To be honest, I did not take exception to it - I actually thought, "it's his Blog and he can do what he thinks is best." Most everyone else thinks this is about Godin trying to protect or control his brand. I don't think it runs that deep.
My guess is that Godin is a busy guy. He loves to write and would rather spend his energy on his bigger projects, while using his Blog to frequently please his fan base with small and pithy Godin droppings (which, for the record, is just fine with me).
Just two weeks ago, I spoke to the IT team at Twist Image about turning back on my comments and trackback features.

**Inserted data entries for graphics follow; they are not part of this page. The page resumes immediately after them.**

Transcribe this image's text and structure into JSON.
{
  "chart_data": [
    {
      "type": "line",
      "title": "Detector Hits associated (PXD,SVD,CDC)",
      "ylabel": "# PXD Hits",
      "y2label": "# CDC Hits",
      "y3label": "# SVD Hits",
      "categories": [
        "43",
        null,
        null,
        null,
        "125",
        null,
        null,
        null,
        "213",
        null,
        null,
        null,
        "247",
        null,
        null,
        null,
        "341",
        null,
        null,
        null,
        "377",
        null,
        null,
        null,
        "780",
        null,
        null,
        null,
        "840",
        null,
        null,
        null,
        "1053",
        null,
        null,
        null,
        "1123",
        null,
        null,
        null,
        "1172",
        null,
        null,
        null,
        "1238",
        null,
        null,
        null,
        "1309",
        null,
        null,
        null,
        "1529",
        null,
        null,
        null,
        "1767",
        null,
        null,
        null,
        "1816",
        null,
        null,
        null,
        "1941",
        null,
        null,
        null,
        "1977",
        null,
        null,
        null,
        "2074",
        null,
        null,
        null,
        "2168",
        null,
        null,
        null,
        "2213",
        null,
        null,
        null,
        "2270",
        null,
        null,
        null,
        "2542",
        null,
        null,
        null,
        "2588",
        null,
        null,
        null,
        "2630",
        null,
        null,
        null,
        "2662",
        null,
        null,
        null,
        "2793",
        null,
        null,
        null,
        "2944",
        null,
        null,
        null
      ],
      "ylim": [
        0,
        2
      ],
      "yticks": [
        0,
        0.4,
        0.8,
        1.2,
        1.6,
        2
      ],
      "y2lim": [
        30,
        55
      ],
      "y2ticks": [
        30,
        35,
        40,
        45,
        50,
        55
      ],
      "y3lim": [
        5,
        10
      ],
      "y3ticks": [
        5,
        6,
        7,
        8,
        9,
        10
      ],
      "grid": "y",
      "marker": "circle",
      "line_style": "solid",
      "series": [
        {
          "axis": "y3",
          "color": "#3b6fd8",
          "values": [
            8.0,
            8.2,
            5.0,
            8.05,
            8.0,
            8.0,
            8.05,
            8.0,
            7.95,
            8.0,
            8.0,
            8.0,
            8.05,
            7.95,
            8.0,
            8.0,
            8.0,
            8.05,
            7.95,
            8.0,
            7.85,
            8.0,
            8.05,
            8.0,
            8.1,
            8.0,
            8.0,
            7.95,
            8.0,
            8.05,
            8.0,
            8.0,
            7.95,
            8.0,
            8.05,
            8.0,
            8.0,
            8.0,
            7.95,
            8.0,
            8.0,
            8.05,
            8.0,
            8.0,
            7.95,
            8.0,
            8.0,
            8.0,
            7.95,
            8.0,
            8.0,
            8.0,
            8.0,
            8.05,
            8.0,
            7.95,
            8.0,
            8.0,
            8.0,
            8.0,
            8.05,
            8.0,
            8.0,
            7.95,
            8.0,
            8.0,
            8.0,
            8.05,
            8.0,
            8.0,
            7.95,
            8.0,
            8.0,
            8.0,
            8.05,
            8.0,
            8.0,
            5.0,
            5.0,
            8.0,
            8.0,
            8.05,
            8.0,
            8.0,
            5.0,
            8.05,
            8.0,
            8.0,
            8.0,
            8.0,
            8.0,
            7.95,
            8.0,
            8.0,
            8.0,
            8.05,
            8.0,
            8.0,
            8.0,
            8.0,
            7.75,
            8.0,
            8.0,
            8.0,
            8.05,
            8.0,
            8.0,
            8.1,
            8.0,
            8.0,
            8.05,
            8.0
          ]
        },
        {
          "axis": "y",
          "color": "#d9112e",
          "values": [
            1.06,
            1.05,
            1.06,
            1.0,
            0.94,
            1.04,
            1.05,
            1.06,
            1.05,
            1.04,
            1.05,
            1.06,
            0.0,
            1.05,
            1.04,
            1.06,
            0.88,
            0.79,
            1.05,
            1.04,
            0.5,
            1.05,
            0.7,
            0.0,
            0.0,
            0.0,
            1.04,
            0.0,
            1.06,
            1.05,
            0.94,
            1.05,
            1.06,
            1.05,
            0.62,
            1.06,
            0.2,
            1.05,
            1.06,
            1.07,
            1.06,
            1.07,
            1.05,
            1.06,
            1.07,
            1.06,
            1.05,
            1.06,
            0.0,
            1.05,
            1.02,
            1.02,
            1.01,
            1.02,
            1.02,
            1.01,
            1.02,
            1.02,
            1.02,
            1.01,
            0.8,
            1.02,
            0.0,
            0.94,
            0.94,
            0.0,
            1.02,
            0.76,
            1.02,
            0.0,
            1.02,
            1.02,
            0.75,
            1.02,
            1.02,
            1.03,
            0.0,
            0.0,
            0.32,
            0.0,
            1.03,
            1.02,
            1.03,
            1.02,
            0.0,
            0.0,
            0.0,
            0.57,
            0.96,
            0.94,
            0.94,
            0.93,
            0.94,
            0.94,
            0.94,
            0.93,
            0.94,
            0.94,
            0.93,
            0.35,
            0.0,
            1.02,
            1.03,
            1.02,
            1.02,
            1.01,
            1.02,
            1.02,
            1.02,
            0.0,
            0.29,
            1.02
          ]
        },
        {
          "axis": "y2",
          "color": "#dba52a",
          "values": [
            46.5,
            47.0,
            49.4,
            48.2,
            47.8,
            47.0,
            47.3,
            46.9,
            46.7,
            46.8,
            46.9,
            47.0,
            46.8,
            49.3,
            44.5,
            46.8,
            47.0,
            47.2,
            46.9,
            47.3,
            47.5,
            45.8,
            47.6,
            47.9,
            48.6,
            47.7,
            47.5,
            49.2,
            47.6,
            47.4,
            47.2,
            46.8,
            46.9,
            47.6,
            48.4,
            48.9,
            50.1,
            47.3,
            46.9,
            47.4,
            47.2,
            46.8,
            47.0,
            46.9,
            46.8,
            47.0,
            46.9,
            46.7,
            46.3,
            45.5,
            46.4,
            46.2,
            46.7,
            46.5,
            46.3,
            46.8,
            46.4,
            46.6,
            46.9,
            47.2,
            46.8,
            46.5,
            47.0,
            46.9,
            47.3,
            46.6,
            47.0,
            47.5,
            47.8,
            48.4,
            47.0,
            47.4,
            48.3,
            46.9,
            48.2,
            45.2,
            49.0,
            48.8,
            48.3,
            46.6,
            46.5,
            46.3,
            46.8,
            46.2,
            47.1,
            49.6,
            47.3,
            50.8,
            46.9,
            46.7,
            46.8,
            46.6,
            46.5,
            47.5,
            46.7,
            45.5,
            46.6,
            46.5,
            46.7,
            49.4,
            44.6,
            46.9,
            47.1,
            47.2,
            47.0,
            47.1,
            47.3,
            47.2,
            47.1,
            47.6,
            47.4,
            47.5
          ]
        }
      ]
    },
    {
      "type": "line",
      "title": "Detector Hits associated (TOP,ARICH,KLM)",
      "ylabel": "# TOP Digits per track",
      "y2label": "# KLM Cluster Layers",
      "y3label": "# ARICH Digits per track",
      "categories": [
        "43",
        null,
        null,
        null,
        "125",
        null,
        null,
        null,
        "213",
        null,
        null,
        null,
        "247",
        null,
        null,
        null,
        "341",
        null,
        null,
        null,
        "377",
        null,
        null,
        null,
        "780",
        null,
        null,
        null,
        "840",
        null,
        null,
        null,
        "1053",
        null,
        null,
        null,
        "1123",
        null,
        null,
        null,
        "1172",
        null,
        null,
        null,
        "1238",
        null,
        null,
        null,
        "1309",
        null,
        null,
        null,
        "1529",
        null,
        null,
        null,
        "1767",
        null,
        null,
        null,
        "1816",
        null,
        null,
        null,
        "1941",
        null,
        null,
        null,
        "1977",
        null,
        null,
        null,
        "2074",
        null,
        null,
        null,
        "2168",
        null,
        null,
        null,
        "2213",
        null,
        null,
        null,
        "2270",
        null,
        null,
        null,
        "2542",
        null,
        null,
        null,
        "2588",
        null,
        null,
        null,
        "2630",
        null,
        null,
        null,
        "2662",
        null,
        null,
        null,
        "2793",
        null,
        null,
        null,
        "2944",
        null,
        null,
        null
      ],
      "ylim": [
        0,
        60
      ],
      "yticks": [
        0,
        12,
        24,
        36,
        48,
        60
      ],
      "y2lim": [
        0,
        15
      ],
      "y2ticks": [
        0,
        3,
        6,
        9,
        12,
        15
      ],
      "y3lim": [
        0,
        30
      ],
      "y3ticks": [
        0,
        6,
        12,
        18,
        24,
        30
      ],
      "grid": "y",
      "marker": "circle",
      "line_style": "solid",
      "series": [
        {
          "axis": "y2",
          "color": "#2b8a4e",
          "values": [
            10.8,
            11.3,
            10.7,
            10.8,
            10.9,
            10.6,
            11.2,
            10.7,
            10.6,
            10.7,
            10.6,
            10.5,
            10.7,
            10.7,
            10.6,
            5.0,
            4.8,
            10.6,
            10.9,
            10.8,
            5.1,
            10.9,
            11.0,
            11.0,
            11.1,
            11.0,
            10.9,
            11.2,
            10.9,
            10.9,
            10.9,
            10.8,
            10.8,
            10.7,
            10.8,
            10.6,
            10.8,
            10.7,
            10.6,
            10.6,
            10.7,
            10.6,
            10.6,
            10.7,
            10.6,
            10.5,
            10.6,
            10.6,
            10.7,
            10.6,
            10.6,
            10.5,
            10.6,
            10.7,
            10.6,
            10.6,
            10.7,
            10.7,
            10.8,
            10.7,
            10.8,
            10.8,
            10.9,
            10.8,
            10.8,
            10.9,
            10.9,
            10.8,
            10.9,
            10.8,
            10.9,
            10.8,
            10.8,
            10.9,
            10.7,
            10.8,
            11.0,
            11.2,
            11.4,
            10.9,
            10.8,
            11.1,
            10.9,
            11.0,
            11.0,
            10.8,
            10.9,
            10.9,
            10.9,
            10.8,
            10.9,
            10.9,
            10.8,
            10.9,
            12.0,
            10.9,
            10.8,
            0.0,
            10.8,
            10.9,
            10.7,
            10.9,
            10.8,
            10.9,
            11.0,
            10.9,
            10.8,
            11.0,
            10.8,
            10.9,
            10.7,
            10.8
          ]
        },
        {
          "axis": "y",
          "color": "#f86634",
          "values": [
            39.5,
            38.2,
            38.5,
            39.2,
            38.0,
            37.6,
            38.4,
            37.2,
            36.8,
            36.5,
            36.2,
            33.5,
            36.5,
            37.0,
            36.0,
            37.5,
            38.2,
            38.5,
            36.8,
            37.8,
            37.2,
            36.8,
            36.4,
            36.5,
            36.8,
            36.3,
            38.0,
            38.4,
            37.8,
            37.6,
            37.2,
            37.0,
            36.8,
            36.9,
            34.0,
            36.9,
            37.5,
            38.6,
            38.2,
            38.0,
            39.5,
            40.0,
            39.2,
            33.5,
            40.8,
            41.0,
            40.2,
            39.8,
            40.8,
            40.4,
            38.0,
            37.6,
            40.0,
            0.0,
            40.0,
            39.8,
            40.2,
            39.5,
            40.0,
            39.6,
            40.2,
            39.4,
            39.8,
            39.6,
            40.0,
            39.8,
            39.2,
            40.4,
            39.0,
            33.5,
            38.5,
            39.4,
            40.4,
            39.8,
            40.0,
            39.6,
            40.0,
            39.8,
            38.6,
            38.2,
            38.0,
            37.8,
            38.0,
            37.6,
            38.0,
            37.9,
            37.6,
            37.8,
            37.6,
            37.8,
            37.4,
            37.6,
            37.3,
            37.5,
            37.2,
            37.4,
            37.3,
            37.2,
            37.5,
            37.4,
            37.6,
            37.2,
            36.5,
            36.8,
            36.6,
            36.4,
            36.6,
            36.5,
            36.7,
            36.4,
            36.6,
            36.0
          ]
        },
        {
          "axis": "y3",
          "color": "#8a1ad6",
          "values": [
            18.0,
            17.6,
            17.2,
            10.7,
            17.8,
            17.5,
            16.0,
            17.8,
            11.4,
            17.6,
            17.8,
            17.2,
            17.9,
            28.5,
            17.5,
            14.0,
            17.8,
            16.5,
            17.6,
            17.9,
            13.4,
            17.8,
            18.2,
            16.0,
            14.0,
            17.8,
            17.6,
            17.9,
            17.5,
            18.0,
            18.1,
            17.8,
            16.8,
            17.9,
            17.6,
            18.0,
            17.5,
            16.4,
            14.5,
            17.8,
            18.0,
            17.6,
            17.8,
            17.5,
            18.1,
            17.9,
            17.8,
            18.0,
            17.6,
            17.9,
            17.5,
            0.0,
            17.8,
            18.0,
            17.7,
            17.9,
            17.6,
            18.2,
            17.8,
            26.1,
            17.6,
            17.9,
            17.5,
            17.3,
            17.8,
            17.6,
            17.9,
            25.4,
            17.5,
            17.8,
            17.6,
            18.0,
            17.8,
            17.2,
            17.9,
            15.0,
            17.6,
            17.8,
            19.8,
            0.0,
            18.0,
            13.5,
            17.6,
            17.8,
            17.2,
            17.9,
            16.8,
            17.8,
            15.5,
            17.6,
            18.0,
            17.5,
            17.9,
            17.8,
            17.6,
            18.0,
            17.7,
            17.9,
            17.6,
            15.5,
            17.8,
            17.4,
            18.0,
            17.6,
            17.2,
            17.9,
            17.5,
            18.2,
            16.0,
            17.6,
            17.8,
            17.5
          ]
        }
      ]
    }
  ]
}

Why were they not on? Was I not part of the conversation?
Not at all.
I was constantly being hit with Splog (Blog spam) and this was coming through in comments and trackbacks. It became unbearable to deal with - especially because my Blackberry was getting all of these email confirmations. I'm going to try it again and see if it's now resolved (they should be enabled in the coming days).
The other reason I did not have my comments turned on? I felt that if people have a comment, they can email it over (if it was strong enough, I would be more than happy to post it).
You can read my thoughts on this over here: Comments On Comments - which was written last October.
In the end, it's not about whether Seth Godin or Joseph Jaffe is right, because they both are. I think you need to have a plan for your Blog, know where it's going and what will get you to that destination. For some, having the ability for people to comment on your postings is that destination. For others, the main goal is to share what's in your brain.
Either way, the conversation is still taking place.